Tip #3: Facilitating Communication Across the Semester
Finally, depending on how the client responds to the third expectation above (their involvement throughout the semester), there may need to be a discussion about how you as the instructor may need to facilitate communication across the semester-long project.
I’ve had some clients who were very hands-on, very interested, and loved answering questions via email any time my students wanted clarification. Some clients have also set up Slack channels with my students where they loved to see prototypes, rough drafts, and other bits and pieces of the project as it was progressing.
But, on the other hand, I’ve also had clients that only wanted one email per week regarding the project, and wanted all student questions compiled by their instructor and sent out through them.
There are many more things to say…
While there is so much more I can say about my experience working with client projects, tips for finding clients more specifically, or facilitating a client project throughout a semester, these points here are a great starting point.

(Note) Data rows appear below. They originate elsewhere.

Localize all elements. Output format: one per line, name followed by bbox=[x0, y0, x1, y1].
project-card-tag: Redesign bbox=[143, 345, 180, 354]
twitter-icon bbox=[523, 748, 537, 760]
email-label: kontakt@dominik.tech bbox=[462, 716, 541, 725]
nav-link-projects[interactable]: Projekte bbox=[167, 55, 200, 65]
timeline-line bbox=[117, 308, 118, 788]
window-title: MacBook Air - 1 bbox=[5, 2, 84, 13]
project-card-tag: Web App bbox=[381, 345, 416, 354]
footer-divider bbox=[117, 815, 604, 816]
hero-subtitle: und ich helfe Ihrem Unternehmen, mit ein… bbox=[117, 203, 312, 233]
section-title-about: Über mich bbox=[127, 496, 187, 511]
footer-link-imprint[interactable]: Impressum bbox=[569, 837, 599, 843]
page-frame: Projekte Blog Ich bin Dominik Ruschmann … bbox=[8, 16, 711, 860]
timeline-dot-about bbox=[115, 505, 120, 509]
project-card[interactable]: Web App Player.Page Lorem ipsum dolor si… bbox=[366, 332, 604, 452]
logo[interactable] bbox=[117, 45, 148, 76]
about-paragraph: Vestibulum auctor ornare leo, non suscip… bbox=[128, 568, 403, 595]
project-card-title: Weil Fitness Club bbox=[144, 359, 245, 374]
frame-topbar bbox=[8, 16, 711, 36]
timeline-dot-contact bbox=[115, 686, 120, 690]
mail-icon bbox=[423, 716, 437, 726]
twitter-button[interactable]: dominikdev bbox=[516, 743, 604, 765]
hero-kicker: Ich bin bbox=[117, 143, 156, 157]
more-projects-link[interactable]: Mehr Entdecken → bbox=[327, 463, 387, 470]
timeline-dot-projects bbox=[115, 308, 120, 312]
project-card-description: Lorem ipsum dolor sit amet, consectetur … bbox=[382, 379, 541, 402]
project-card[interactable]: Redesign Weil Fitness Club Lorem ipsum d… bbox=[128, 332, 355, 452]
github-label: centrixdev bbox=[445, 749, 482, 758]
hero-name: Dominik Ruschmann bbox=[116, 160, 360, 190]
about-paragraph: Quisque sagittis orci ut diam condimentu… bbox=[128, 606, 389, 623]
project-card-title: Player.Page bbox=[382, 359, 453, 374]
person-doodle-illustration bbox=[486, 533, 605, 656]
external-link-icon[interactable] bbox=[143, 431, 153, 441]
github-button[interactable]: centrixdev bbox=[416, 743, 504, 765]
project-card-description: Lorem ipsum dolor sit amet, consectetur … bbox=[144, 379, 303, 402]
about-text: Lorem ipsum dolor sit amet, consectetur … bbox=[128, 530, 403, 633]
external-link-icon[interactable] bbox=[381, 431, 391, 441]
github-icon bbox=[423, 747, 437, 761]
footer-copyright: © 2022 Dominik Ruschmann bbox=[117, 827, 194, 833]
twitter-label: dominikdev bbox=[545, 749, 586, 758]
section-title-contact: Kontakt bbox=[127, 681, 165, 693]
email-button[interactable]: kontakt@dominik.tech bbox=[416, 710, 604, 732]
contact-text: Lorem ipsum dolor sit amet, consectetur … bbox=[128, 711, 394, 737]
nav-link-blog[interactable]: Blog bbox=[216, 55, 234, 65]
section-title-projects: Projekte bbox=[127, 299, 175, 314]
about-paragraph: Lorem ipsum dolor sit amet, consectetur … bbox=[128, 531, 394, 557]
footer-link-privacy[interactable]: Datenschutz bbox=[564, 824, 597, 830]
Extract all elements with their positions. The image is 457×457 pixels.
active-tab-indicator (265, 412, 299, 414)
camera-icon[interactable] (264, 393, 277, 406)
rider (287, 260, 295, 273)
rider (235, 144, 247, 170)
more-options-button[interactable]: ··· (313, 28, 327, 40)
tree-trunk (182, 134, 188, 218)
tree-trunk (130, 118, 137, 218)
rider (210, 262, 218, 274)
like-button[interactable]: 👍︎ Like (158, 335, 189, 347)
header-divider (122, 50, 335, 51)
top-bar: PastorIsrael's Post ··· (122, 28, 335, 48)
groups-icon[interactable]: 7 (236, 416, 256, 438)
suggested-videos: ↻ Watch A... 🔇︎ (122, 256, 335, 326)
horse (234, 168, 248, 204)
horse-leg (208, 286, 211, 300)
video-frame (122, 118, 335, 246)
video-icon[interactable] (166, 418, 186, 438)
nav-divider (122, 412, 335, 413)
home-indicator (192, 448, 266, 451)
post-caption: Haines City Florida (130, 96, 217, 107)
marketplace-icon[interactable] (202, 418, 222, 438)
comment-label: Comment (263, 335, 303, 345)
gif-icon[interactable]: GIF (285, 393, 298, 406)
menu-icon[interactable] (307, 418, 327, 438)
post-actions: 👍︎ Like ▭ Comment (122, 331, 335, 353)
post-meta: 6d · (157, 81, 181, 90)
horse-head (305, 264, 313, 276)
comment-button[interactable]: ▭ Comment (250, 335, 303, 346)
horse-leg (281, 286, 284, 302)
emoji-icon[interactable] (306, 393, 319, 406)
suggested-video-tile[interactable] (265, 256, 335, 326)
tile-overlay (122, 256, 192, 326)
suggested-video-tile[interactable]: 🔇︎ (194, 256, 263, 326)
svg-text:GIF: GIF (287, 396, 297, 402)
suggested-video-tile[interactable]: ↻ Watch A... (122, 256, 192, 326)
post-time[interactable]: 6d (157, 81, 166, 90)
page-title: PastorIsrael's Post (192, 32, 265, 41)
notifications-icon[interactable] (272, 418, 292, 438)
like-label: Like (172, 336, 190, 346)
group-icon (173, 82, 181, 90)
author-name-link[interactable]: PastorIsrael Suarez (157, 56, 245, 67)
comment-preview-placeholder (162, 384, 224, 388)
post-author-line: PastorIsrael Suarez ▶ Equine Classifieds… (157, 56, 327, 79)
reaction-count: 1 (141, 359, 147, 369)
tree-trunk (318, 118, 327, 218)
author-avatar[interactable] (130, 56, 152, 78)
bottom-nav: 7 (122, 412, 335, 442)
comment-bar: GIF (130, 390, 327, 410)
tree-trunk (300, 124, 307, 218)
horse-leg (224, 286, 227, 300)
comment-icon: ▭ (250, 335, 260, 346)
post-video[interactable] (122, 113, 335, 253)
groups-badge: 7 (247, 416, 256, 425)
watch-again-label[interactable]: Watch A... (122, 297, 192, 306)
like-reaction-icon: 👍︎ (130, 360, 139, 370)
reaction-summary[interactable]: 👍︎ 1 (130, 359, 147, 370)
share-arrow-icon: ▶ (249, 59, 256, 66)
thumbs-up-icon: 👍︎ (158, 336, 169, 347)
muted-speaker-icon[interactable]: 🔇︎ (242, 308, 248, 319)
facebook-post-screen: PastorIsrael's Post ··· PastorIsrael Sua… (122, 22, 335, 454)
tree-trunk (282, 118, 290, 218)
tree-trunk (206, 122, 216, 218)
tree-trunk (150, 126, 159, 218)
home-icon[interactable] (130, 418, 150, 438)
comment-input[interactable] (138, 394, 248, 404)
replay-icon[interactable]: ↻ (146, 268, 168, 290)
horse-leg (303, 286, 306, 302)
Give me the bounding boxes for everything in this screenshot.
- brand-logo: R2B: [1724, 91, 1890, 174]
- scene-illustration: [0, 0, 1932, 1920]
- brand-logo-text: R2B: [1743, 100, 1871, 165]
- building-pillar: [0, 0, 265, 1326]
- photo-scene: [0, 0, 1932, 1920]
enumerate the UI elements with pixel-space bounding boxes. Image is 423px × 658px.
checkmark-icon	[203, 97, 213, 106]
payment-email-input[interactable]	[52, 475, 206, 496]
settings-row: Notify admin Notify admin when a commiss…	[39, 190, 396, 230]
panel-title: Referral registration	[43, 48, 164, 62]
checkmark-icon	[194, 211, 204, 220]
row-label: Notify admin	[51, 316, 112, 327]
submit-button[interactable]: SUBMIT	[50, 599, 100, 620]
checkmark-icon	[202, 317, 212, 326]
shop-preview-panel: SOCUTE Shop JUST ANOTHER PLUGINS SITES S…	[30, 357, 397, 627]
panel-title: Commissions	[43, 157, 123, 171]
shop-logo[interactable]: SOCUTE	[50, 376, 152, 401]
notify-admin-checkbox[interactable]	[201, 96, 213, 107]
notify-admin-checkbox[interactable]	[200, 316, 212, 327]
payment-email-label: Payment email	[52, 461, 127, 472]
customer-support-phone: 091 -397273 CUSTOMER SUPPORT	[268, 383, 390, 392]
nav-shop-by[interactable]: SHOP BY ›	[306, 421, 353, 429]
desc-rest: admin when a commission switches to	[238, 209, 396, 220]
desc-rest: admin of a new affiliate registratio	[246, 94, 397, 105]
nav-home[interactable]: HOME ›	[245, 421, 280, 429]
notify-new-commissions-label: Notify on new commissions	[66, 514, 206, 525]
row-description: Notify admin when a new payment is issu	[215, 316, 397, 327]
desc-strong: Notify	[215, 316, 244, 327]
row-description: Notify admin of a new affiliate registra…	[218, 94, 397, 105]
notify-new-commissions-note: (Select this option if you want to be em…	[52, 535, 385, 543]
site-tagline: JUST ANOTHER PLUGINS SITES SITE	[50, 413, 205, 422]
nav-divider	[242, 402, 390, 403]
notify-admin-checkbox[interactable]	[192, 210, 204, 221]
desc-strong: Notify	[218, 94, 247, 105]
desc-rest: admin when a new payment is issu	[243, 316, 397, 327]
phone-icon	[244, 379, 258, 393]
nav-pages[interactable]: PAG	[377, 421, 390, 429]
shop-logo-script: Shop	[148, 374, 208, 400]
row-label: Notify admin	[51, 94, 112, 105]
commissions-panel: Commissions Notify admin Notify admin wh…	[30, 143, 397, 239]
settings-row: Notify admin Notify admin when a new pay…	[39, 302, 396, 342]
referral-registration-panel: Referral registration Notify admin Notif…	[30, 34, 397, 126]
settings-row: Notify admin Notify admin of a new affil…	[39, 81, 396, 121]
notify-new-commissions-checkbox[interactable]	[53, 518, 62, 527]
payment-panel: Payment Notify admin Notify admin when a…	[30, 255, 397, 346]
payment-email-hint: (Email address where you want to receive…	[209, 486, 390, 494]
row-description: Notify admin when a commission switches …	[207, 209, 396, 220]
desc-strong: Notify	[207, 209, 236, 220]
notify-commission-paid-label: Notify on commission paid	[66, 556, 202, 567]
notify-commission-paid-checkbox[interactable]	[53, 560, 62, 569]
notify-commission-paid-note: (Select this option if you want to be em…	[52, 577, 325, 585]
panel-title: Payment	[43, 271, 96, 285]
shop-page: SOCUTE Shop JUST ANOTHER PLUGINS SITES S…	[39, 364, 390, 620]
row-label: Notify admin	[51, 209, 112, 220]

Every time that I've worked on a client project with my students, I have always gotten positive feedback from my students for the opportunities and experiences that they were able to have during my class. I’ve also seen glowing reviews from clients on the work that my students have done with them, and even some professional relationships and opportunities that have opened up for students because of it. Due to these positive experiences, past students who have told me how helpful working with somebody in industry was to their career, clients who have enjoyed the opportunities, along with the general opportunity to help organizations and businesses in our local community, I continue to search for real-life clients in my classroom.